The Queen said: "It was very quick, and I've had lots of letters from people who have been very surprised by how easy it was to get the vaccine. And the jab—it didn't hurt at all."

More than 18 million people across the U.K. have now had a first dose of the vaccine, thanks to the roll out in each of the four home nations, England, Scotland, Wales and Northern Ireland.

Prince Edward yesterday revealed his father has been doing better in hospital, though is becoming a little frustrated.

He told Sky News: "As far as I'm aware, well I did speak to him the other day, so he's a lot better thank you very much indeed, and he's looking forward to getting out, which is the most positive thing.

"So we keep our fingers crossed."

Asked if Philip was frustrated, Edward added: "Just a bit! I think that gets to all of us, and then, you can only watch the clock so many times and the walls are only so interesting."

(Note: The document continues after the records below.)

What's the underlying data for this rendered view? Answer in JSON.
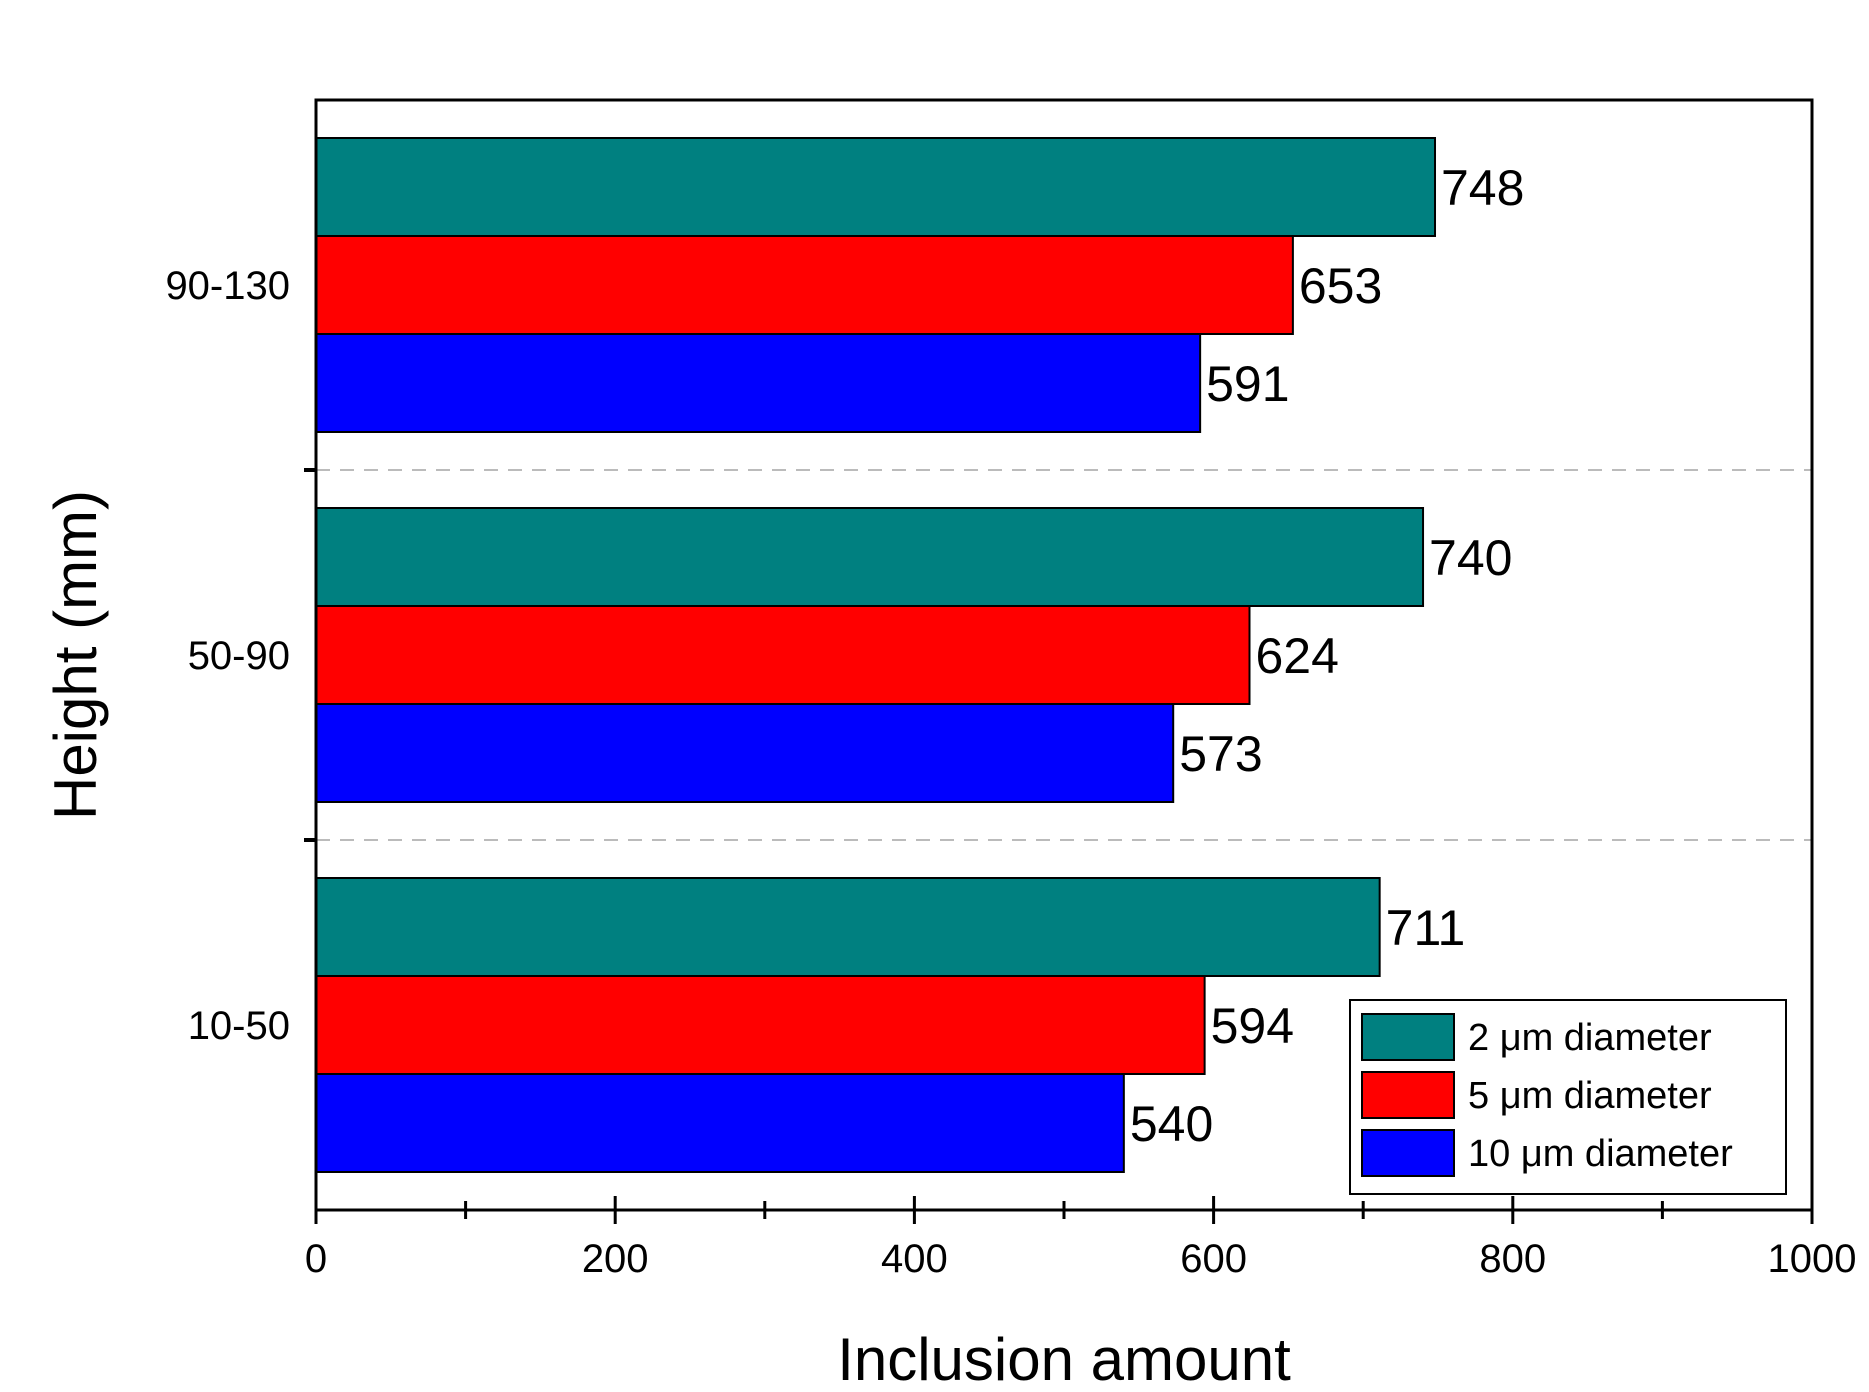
{
  "chart_data": {
    "type": "bar",
    "orientation": "horizontal",
    "title": "",
    "xlabel": "Inclusion amount",
    "ylabel": "Height (mm)",
    "xlim": [
      0,
      1000
    ],
    "xticks": [
      0,
      200,
      400,
      600,
      800,
      1000
    ],
    "categories": [
      "10-50",
      "50-90",
      "90-130"
    ],
    "series": [
      {
        "name": "2 μm diameter",
        "color": "#008080",
        "values": [
          711,
          740,
          748
        ],
        "labels": [
          "711",
          "740",
          "748"
        ]
      },
      {
        "name": "5 μm diameter",
        "color": "#ff0000",
        "values": [
          594,
          624,
          653
        ],
        "labels": [
          "594",
          "624",
          "653"
        ]
      },
      {
        "name": "10 μm diameter",
        "color": "#0000ff",
        "values": [
          540,
          573,
          591
        ],
        "labels": [
          "540",
          "573",
          "591"
        ]
      }
    ],
    "grid": "dashed separators between categories",
    "legend_position": "bottom-right"
  }
}
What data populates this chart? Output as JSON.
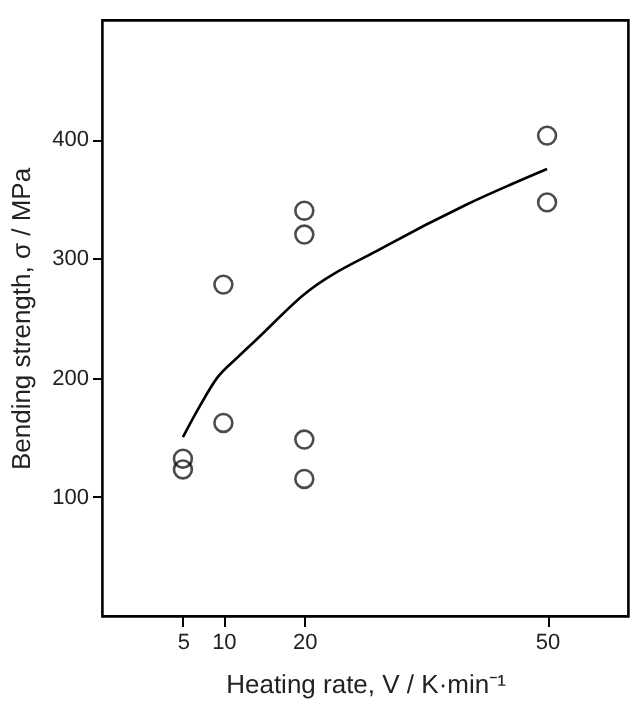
{
  "chart_data": {
    "type": "scatter",
    "xlabel": "Heating rate, V / K·min⁻¹",
    "ylabel": "Bending strength, σ / MPa",
    "xlim": [
      -5,
      60
    ],
    "xticks": [
      5,
      10,
      20,
      50
    ],
    "ylim": [
      0,
      500
    ],
    "yticks": [
      100,
      200,
      300,
      400
    ],
    "grid": false,
    "marker": "circle",
    "series": [
      {
        "color": "#000000",
        "x": [
          5,
          5,
          10,
          10,
          20,
          20,
          20,
          20,
          50,
          50
        ],
        "values": [
          132,
          123,
          278,
          162,
          340,
          320,
          148,
          115,
          403,
          347
        ]
      },
      {
        "type": "line",
        "color": "#000000",
        "line_style": "solid",
        "marker": "none",
        "x": [
          5,
          6.75,
          9.25,
          11.75,
          14.25,
          20,
          30,
          40,
          50
        ],
        "values": [
          150,
          172,
          200,
          217,
          233,
          270,
          310,
          345,
          375
        ]
      }
    ]
  }
}
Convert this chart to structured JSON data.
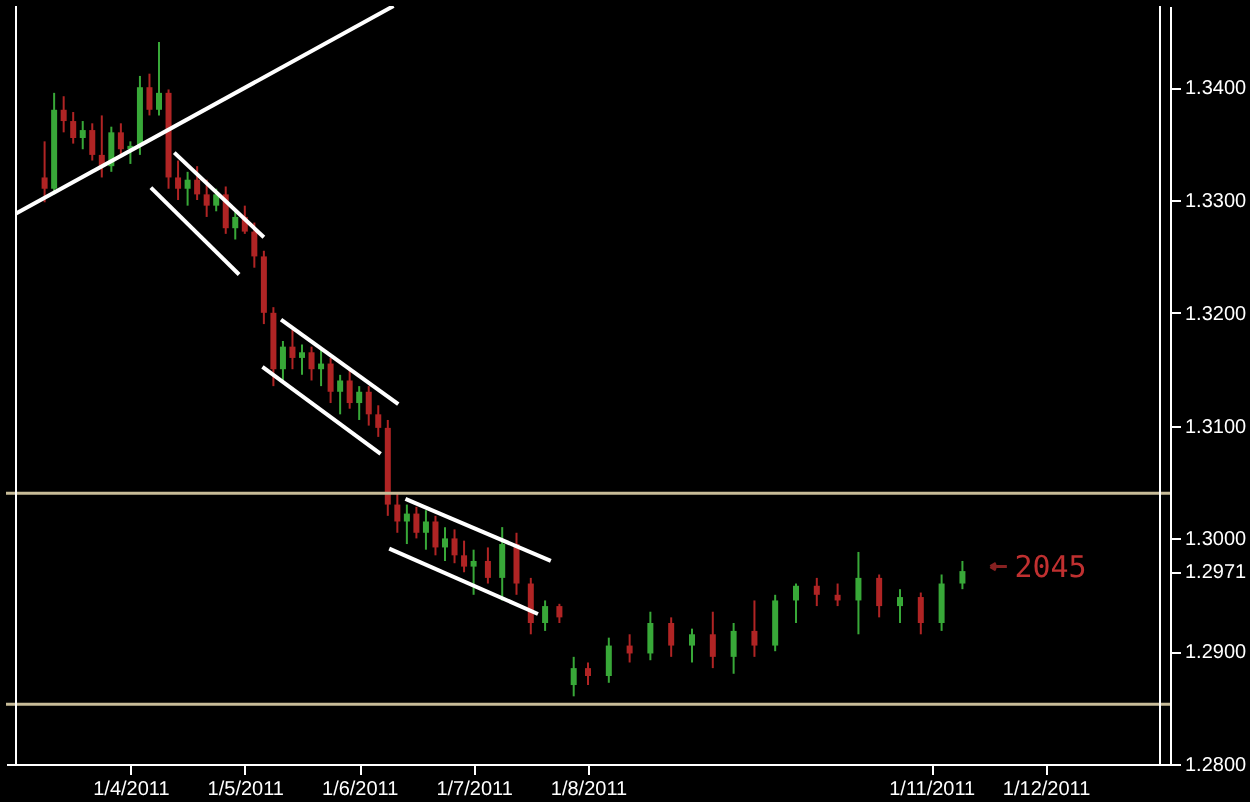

The duke was admitted to King Edward VII's Hospital in London by private car last Tuesday evening and was well enough to walk in unaided.

Palace officials quickly ruled out coronavirus and downplayed the seriousness of the illness, saying his hospital stay was a precaution.

A Buckingham Palace spokesperson this week said: "The Duke of Edinburgh remains at King Edward VII's Hospital where he is receiving medical attention for an infection.

"He is comfortable and responding to treatment but is not expected to leave hospital for several days."

On the call with Queen Elizabeth were: Dr. Lawson, Derek Grieve, head of the Scottish Government's Vaccinations Division, Dr. Naresh Chada, deputy chief medical officer for Northern Ireland, and Dr. Gillian Richardson, deputy chief medical officer for Wales.